I was stuck on both answers because in the real world both answers would apply. You wouldn't stand there wondering if you're going to give the drug or raise the siderails.

If they wanted to know if you knew the proper med why not just make that the question?

That is what I believe, also. I think that is a crazy rationale (not you, original poster...the book that issued this insane question). The first thing I would have done is raise the freaking siderails before I went chasing to the pharmacy to get the thiamine. As you mentioned, this pointless hair splitting is as useless as a fly on food. If this was the question to make or break a person, then, I'd break the computer in two. Makes me think it is in fact, lucky guesses or confusion to pass that insane exam.

Specializes in Community Health, Med-Surg, Home Health.
Maybe in NCLEX reality the drugs immediately materialize in the air right next to nurses when they need them so they don't have to run anywhere :)

Yeppers...it means regurgitating what NCLEX wants to hear...whether it makes sense or not. That NCLEX reality would probably get me fired from the real world job that I have...

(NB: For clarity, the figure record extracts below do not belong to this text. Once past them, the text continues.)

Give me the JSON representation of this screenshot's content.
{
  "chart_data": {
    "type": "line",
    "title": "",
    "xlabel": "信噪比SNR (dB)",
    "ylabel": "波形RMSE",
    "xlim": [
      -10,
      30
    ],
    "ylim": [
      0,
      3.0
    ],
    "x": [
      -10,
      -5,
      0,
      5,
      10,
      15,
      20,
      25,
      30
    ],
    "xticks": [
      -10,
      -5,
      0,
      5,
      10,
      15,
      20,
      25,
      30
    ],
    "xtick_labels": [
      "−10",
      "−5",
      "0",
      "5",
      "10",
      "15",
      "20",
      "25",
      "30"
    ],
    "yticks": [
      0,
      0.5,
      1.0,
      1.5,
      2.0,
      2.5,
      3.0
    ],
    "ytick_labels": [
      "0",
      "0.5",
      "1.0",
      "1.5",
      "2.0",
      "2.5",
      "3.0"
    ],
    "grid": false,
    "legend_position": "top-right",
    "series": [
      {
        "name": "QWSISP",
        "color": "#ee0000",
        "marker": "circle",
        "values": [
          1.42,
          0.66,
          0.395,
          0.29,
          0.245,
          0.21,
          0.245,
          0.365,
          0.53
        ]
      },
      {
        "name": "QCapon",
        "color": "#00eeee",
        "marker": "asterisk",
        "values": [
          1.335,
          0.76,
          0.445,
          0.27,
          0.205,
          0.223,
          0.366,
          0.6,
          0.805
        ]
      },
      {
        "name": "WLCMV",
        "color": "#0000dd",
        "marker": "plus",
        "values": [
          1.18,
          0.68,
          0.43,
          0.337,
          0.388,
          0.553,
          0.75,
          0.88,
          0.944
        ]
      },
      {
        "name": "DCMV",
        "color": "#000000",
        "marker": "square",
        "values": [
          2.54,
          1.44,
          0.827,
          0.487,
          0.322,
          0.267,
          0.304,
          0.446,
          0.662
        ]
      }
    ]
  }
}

hmm so the patient can fall over and kill them selves, whilst i run and get the B1? and i thought safety was a physiologic need....beside the fact that the patient should have a banana bag infusing on admission......

last research i read says that benfotamine works better in ETOH abusers

If you work in a team your pt will not fall over cause someone else will get the drug for you

If you work in a team your pt will not fall over cause someone else will get the drug for you

but i dont believe that was an option......

but i dont believe that was an option......

Note my rationale and see why irreversible you thinking safety look at it from a maslow point of view it will make sense.

let this serve as a warning:

it is in violation of us copyright law to post any questions like this on any forum, they were written and they are owned by that book/cd.

and that book had an incorrect answer. the correct one would be safety. not the meds or anything else. if the patient falls trying to get out of their bed, then all is lost on top of the rest.

Please refer to the sticky at the top of this forum concerning posting of questions and their choice of answers.

You can easily discuss what was included in a question that you are having issues with, but to do it this way actually violated US copyright laws. And we do not want any legal repurcussions here.

Thanks in advance for your understanding.